Just when you get used to the new conventions, you find a client that doesn't follow them
In my case, it was discovering that KinesisClient didn't support paginators, so I found myself re-implementing that dozen lines of code to iterate the list of streams. I also discovered that IamClient doesn't provide create(), unlike the other clients, but that brings up a bigger issue.
The documentation is incomplete and at times misleading
IamClient doesn't implement the create() method. That seems like an oversight, until you use IamClient.builder().build() and get an UnknownHostException with a long and confusing chain of causes. To get a usable client, you must add .region(Region.AWS_GLOBAL) to the builder invocation.

There is no hint of this in the IamClient documentation. The only AWS documentation that has anything to say on the topic is the Migration Guide, in which you'll see “Some AWS services don't have Region specific endpoints.” But no list of the classes affected, or examples of client configuration code. Oh, and sorry to amybody in China who might want to use my library: you've got a different region name.
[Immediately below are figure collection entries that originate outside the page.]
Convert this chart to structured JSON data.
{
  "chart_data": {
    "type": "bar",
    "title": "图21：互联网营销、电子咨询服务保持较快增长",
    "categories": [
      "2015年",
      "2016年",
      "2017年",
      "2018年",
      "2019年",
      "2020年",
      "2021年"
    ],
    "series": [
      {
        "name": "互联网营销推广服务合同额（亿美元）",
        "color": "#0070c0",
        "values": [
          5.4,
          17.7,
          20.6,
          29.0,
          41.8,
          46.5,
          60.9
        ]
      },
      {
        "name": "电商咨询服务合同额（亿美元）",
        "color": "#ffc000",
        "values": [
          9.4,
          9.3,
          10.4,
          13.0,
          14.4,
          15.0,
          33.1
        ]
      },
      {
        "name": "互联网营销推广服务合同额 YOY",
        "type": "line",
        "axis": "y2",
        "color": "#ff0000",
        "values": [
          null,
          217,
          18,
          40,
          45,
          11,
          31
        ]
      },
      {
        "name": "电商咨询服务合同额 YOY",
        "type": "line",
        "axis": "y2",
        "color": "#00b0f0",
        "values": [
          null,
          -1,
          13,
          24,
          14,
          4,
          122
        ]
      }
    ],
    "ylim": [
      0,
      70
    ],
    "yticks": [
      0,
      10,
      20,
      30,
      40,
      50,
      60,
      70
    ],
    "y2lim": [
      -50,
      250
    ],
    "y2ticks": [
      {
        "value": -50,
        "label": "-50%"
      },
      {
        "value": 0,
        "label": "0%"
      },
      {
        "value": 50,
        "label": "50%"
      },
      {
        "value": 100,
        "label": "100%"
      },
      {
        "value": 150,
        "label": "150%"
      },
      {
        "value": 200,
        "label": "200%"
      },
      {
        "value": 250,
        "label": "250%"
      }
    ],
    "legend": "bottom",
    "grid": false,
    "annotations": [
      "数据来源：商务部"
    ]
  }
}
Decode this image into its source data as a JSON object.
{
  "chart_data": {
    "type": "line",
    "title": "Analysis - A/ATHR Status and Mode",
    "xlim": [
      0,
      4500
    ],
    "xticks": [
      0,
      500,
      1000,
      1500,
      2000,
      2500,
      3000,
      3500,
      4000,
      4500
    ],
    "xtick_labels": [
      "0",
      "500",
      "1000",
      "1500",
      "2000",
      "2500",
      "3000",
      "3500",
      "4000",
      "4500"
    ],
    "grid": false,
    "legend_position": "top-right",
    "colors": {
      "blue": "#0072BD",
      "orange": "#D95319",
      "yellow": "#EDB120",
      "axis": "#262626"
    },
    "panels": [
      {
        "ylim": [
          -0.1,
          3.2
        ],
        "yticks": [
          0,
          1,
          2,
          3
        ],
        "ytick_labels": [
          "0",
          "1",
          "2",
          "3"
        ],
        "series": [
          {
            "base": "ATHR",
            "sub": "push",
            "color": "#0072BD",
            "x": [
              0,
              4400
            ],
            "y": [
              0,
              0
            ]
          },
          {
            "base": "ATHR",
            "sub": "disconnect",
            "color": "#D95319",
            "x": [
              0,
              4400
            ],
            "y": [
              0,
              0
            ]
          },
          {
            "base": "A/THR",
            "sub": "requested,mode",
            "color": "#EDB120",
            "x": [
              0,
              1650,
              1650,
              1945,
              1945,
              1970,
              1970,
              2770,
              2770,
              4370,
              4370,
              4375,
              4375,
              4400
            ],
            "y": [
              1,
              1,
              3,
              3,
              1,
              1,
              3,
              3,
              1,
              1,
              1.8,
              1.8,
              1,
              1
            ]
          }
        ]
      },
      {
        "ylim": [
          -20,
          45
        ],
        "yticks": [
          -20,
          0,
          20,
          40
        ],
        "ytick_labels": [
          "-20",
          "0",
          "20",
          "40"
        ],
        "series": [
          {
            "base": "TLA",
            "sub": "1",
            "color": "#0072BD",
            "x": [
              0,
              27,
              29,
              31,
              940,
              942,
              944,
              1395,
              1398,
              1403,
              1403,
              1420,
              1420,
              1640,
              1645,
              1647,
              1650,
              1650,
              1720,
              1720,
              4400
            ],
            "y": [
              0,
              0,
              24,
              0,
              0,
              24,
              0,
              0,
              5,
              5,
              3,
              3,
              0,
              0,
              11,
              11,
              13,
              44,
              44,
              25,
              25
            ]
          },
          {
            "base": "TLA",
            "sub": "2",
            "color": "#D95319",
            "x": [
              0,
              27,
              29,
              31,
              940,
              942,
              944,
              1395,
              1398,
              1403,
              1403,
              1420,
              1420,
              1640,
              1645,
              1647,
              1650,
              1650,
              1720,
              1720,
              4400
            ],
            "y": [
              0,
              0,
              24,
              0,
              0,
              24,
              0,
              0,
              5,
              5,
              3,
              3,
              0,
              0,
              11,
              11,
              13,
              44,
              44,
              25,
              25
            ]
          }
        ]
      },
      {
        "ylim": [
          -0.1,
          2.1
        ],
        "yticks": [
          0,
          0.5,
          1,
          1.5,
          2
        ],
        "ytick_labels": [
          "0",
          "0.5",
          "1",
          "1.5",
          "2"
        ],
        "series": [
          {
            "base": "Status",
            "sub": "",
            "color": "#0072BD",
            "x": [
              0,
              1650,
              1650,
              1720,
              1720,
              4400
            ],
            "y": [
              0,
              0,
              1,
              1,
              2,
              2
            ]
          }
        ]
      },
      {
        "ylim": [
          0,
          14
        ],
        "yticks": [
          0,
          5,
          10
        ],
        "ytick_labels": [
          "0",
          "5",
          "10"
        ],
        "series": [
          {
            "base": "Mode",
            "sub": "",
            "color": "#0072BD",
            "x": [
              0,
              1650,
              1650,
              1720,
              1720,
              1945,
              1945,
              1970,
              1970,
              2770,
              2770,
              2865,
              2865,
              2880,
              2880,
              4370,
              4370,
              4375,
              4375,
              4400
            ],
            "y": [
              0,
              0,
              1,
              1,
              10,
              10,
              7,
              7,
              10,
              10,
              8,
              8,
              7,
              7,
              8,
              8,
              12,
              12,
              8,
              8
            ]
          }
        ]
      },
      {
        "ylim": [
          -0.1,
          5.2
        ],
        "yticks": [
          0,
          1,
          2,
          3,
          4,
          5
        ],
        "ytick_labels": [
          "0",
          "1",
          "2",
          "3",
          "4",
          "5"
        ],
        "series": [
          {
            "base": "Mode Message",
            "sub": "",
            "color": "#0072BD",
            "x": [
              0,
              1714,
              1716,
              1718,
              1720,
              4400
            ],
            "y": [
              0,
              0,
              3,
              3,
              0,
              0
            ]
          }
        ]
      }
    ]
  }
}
That covers “incomplete.” For “misleading,” take a look at StsAssumeRoleCredentialsProvider. The version 1 variant of this class requires an STS client, which it uses to periodically refresh the credentials. For version 2, there's no indication that this method exists — moreover, the JavaDoc claims that the builder class extends Object, which should mean that the documented methods are all that exist. You have to look at the source code to see that it actually extends a BaseBuilder class (and has since the developer preview was released).

I think that the core problem in both cases is that perhaps 99.9% of everything in the SDK is generated from one central API specification. This is really the only way that you can manage multiple SDKs for over 100 services, each of which exposes dozens of operations. However, that 0.1% (or less) is what gives each SDK its personality, and it seems that the documentation generators for the v2 Java SDK aren't keeping up with the custom pieces. Fortunately, there's Google and Stack Overflow.

There are still missing capabilities
According to the migration guide, “higher level” libraries like the S3 Transfer Manager aren't available; if you need them you'll need to use both the V1 and V2 SDKs. I haven't verified this myself, but in the past I've used the Transfer Manager very heavily and have recommended it to others.

So what would be a compelling reason to switch? The only one I can think of is the ability to use HTTP/2 and true asynchronous clients. Both can improve performance when you're making large numbers of concurrent API calls. Of course, there are often better alternatives to making large numbers of API calls, especially calls that run the risk of being throttled (and a bonus complaint about AWS APIs in general: they have many different ways to report throttling).

One thing that is not compelling is the fear that one day AWS will decide to discontinue the version 1 SDK. First, because AWS never seems to deprecate/remove anything (does anyone still use SimpleDB? how about the Simple Workflow Service?). But more important is the existing code that uses version 1. I don't know how many millions of lines there are, but I suspect that it's large. And I also suspect that most of it belongs to companies that pay Amazon lots of money and would seriously reconsider cloud providers if required to update their codebases.